AI was extremely passive, and nobody declared any wars against anyone else. In vanilla there's a 10 turn timer for AI, maybe it's much longer here? It felt like I can do a lot before AI wakes up. I guess I could have been more aggressive, in Empire I usually get 3 declaration of war on me turn one, and I got used to that a bit.

The biggest change in the came is in recruitment buildings. Basic city/castle tier has no recruitment slots at all - that means city or castle cannot recruit any units at all just by existing. That's an especially huge nerf to castles (which in vanilla can already recruit Mailed Knights or equivalent even at low level). You need to build a bunch of recruitment buildings to do any recruiting, so early game you'll be mostly relying on mercenaries and your starting army.

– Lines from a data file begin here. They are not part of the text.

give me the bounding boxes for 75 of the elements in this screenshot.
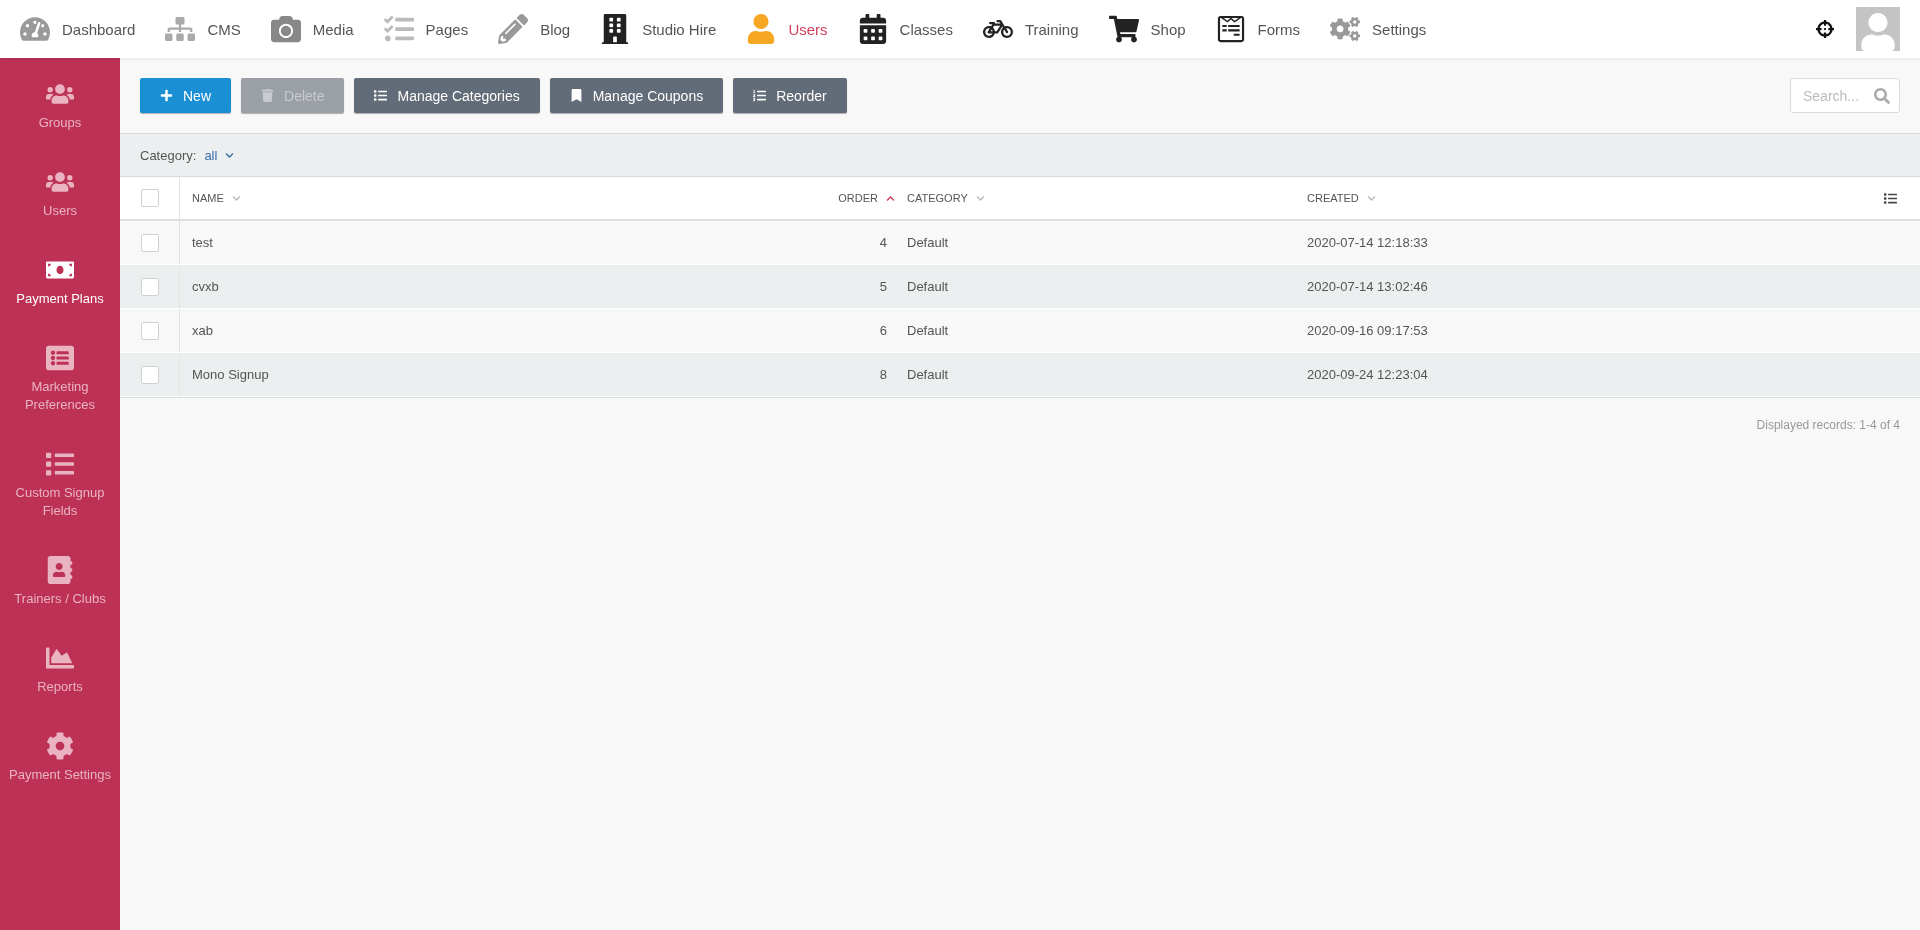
table-cell-text: Default	[906, 235, 950, 250]
nav-item[interactable]: Settings	[1330, 14, 1427, 44]
search-field[interactable]: Search...	[1790, 78, 1900, 113]
nav-item[interactable]: CMS	[165, 14, 241, 44]
nav-item[interactable]: Shop	[1108, 14, 1186, 44]
table-cell-text: 2020-07-14 13:02:46	[1306, 279, 1429, 294]
chevron-down-icon	[975, 193, 985, 203]
pencil-icon	[498, 14, 529, 44]
table-cell-text: 4	[878, 235, 888, 250]
gauge-icon	[20, 14, 50, 44]
nav-item[interactable]: Media	[270, 14, 354, 44]
row-checkbox[interactable]	[140, 365, 159, 384]
calendar-icon	[857, 14, 888, 44]
chevron-down-icon	[1366, 193, 1376, 203]
table-cell-text: test	[191, 235, 214, 250]
records-count: Displayed records: 1-4 of 4	[1756, 418, 1900, 432]
list-icon	[374, 89, 388, 102]
row-checkbox[interactable]	[140, 233, 159, 252]
table-cell-text: 5	[878, 279, 888, 294]
ordered-list-icon	[753, 89, 767, 102]
nav-item[interactable]: Studio Hire	[600, 14, 717, 44]
select-all-checkbox[interactable]	[140, 189, 159, 207]
settings-icon	[46, 732, 74, 760]
nav-item[interactable]: Forms	[1215, 14, 1301, 44]
toolbar-button[interactable]: Manage Coupons	[549, 78, 724, 113]
table-cell-text: Default	[906, 367, 950, 382]
table-cell-text: xab	[191, 323, 214, 338]
toolbar-button[interactable]: Reorder	[733, 78, 847, 113]
search-icon	[1874, 88, 1890, 104]
category-dropdown[interactable]: all	[204, 147, 235, 163]
table-cell-text: 6	[878, 323, 888, 338]
building-icon	[600, 14, 631, 44]
settings-icon	[1330, 14, 1361, 44]
plus-icon	[160, 89, 173, 102]
nav-item[interactable]: Blog	[498, 14, 571, 44]
table-cell-text: 2020-09-24 12:23:04	[1306, 367, 1429, 382]
nav-item[interactable]: Classes	[857, 14, 953, 44]
table-cell-text: 2020-07-14 12:18:33	[1306, 235, 1429, 250]
column-header[interactable]: ORDER	[838, 192, 895, 204]
table-cell-text: Default	[906, 323, 950, 338]
chevron-down-icon	[231, 193, 241, 203]
trash-icon	[261, 89, 274, 102]
list-card-icon	[46, 344, 74, 372]
chevron-down-icon	[225, 150, 235, 160]
crosshair-icon[interactable]	[1816, 20, 1834, 38]
sidebar-item[interactable]: Payment Plans	[0, 256, 120, 308]
checklist-icon	[383, 14, 414, 44]
nav-item[interactable]: Training	[982, 14, 1079, 44]
nav-item[interactable]: Dashboard	[20, 14, 136, 44]
user-icon	[746, 14, 777, 44]
column-header[interactable]: NAME	[180, 192, 253, 204]
list-icon	[46, 450, 74, 478]
cart-icon	[1108, 14, 1139, 44]
camera-icon	[270, 14, 301, 44]
table-cell-text: 8	[878, 367, 888, 382]
row-checkbox[interactable]	[140, 321, 159, 340]
bookmark-icon	[569, 89, 583, 102]
toolbar-button[interactable]: New	[140, 78, 231, 113]
avatar[interactable]	[1856, 7, 1900, 51]
column-list-icon[interactable]	[1883, 191, 1897, 205]
nav-item[interactable]: Pages	[383, 14, 469, 44]
filter-label: Category:	[140, 147, 197, 163]
form-icon	[1215, 14, 1246, 44]
table-cell-text: cvxb	[191, 279, 220, 294]
nav-item[interactable]: Users	[746, 14, 828, 44]
contact-book-icon	[46, 556, 74, 584]
row-checkbox[interactable]	[140, 277, 159, 296]
chevron-up-icon	[886, 193, 895, 203]
column-header[interactable]: CREATED	[1295, 192, 1388, 204]
column-header[interactable]: CATEGORY	[895, 192, 997, 204]
table-cell-text: 2020-09-16 09:17:53	[1306, 323, 1429, 338]
sitemap-icon	[165, 14, 196, 44]
toolbar-button[interactable]: Manage Categories	[354, 78, 540, 113]
table-cell-text: Default	[906, 279, 950, 294]
table-cell-text: Mono Signup	[191, 367, 270, 382]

The related change is that higher tier buildings can only recruit higher tier units, and cannot recruit anything low tier. This is annoying for garrison logic, and sometimes you just don't have any units at all in the pool to recruit because of this. I suspect after a while (like 20-50 turns), it all starts working properly, but very early game is extremely awkward due to these changes.

There's a bit less difference between cities and castles - castles get some trade buildings, some low tier units overlap between both instead of having completely separate chains, and some castle garrison is upkeep free.

There's also a bunch of unique buildings in various settlements, which make sense I guess.

Merchant income got deservedly increased, as it was just way too low in vanilla.

Overall the mod has very awkward early game, so I don't think it's suitable for quick campaigns, but it could work better for something longer.